The Rulebook · draft under verification
E-bike law in United States (Federal).
The rules at a glance
- Max motor power
- 750 W
- Top assisted speed
- 20 mph
- Minimum age
- None statewide
- Helmet
- Set by each state
- Licence required
- No
- Registration required
- No
The three classes
| Class | Assist | Top speed | Throttle |
|---|---|---|---|
| Class 1 | Pedal-assist | 20 mph | No |
| Class 2 | Throttle + assist | 20 mph | Yes |
| Class 3 | Pedal-assist | 28 mph | No |
What the statute actually says
Federal law (Consumer Product Safety Act, 15 U.S.C. § 2085) defines a 'low-speed electric bicycle' as a two- or three-wheeled cycle with fully operable pedals and a motor under 750 W that cannot propel it faster than 20 mph on motor power alone.
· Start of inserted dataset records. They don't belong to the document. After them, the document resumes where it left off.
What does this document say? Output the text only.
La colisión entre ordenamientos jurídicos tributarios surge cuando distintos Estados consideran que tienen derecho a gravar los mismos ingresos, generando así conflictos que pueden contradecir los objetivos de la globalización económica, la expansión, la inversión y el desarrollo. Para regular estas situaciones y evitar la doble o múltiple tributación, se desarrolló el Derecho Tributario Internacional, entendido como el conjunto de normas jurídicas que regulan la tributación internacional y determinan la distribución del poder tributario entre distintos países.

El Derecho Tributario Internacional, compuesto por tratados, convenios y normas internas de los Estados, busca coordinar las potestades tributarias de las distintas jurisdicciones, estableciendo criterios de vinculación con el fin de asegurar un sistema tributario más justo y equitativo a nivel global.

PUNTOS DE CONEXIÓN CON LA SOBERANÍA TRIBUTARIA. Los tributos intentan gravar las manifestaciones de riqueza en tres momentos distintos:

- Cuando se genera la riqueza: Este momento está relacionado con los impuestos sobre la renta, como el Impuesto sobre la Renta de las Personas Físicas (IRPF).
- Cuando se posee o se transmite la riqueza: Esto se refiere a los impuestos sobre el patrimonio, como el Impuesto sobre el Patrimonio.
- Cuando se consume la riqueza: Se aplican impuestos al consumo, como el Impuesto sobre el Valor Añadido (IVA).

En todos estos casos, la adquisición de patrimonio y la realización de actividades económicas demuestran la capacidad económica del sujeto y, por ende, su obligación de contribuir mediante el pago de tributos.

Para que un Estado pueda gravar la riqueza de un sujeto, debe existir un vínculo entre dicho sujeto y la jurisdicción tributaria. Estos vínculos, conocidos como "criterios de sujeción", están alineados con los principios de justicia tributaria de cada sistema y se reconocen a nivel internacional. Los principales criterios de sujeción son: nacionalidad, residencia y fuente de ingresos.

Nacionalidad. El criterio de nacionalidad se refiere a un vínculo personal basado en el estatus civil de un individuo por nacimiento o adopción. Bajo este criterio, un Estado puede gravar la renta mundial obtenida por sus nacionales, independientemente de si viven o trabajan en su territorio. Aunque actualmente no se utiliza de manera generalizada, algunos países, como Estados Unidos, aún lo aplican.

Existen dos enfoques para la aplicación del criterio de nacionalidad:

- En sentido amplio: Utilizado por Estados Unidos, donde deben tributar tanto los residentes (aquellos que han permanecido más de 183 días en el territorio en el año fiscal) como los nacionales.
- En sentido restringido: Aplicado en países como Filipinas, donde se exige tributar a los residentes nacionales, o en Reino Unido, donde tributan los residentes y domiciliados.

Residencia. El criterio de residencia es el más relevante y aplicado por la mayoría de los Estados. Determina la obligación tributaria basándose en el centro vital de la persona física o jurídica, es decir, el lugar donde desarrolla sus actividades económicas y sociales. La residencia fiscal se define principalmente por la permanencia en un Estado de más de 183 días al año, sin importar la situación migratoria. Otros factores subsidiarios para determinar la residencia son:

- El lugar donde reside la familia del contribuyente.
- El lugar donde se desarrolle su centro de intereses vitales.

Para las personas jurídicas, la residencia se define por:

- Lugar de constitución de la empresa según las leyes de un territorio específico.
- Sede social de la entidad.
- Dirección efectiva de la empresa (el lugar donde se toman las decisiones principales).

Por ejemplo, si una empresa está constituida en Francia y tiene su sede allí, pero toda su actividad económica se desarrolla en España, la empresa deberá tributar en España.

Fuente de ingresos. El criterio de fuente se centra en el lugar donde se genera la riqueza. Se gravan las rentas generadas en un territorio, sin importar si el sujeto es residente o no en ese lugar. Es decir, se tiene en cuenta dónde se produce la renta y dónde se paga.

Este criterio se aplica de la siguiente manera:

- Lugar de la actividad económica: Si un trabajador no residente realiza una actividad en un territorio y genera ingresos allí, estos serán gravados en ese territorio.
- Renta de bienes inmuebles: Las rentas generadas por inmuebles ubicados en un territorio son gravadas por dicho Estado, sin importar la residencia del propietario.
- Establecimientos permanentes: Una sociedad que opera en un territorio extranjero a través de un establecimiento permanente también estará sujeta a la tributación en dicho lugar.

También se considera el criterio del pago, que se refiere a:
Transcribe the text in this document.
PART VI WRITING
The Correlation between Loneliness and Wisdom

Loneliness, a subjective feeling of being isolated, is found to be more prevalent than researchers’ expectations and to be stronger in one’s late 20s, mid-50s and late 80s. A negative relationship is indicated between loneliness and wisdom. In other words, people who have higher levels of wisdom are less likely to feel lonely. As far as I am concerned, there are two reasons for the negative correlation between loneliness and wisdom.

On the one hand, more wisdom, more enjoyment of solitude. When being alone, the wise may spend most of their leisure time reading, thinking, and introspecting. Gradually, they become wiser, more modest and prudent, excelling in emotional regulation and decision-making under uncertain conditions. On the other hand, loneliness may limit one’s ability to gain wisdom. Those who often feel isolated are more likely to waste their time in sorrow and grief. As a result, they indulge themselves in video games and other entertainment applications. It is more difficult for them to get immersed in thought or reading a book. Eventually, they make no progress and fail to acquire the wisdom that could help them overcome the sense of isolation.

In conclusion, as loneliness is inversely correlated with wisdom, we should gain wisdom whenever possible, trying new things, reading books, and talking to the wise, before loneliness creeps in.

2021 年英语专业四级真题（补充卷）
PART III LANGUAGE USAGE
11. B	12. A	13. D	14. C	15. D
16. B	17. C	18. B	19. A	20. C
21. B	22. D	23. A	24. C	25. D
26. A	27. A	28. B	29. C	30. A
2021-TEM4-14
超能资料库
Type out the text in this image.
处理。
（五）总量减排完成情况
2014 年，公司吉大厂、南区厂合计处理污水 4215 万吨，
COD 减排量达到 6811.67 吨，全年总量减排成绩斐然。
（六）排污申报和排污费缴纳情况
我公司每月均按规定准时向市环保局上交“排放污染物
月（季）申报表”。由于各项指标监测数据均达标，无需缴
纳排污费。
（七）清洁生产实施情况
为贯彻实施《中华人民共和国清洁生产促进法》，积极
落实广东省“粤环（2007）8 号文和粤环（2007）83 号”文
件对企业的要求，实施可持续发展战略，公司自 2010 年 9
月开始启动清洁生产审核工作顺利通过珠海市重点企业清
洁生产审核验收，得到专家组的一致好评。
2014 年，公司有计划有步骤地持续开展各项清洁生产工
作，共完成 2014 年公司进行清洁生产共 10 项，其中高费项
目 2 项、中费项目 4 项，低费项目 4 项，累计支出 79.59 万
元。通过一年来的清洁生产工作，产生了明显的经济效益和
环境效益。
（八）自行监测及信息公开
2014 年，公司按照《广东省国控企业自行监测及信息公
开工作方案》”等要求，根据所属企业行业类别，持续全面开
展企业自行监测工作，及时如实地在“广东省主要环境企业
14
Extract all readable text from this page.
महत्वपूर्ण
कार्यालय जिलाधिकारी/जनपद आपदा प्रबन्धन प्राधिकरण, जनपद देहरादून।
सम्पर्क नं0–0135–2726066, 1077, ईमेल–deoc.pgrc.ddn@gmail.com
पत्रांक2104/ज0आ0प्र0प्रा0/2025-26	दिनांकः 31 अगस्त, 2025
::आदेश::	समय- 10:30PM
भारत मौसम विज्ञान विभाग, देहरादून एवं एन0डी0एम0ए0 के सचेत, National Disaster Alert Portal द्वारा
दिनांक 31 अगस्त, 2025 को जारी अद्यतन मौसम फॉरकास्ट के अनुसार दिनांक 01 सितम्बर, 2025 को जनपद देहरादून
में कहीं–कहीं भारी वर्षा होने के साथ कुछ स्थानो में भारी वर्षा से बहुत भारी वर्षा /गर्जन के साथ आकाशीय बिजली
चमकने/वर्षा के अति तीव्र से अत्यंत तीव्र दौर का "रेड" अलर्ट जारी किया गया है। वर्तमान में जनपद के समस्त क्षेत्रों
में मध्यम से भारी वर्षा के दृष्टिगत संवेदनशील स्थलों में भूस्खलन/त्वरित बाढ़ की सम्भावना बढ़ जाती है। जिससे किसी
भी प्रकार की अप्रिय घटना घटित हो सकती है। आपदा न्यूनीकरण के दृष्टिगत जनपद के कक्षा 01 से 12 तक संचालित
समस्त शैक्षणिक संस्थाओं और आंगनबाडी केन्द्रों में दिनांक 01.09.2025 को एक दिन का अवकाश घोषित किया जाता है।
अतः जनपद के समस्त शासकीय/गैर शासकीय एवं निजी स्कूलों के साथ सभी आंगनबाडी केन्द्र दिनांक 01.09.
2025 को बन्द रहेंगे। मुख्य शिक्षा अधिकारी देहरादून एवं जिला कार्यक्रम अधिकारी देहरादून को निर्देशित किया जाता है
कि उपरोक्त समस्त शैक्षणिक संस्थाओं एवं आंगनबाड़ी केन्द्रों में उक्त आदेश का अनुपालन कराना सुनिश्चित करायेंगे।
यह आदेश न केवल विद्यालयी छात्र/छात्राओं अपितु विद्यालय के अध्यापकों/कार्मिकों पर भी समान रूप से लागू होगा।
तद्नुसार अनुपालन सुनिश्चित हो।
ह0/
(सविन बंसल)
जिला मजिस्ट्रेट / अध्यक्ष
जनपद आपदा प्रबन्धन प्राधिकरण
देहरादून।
Such a bike is regulated as a consumer product — a bicycle — not a motor vehicle, so no federal licence, registration or insurance applies. The three-class system (Class 1/2/3 at 20/20/28 mph) is set by STATE law; most states have adopted it, but age, helmet, trail and local rules vary by state and municipality. Ported from Redtail eBikes' rulebook research (verified 2026-07-03); re-verify against the primary source before relying on it.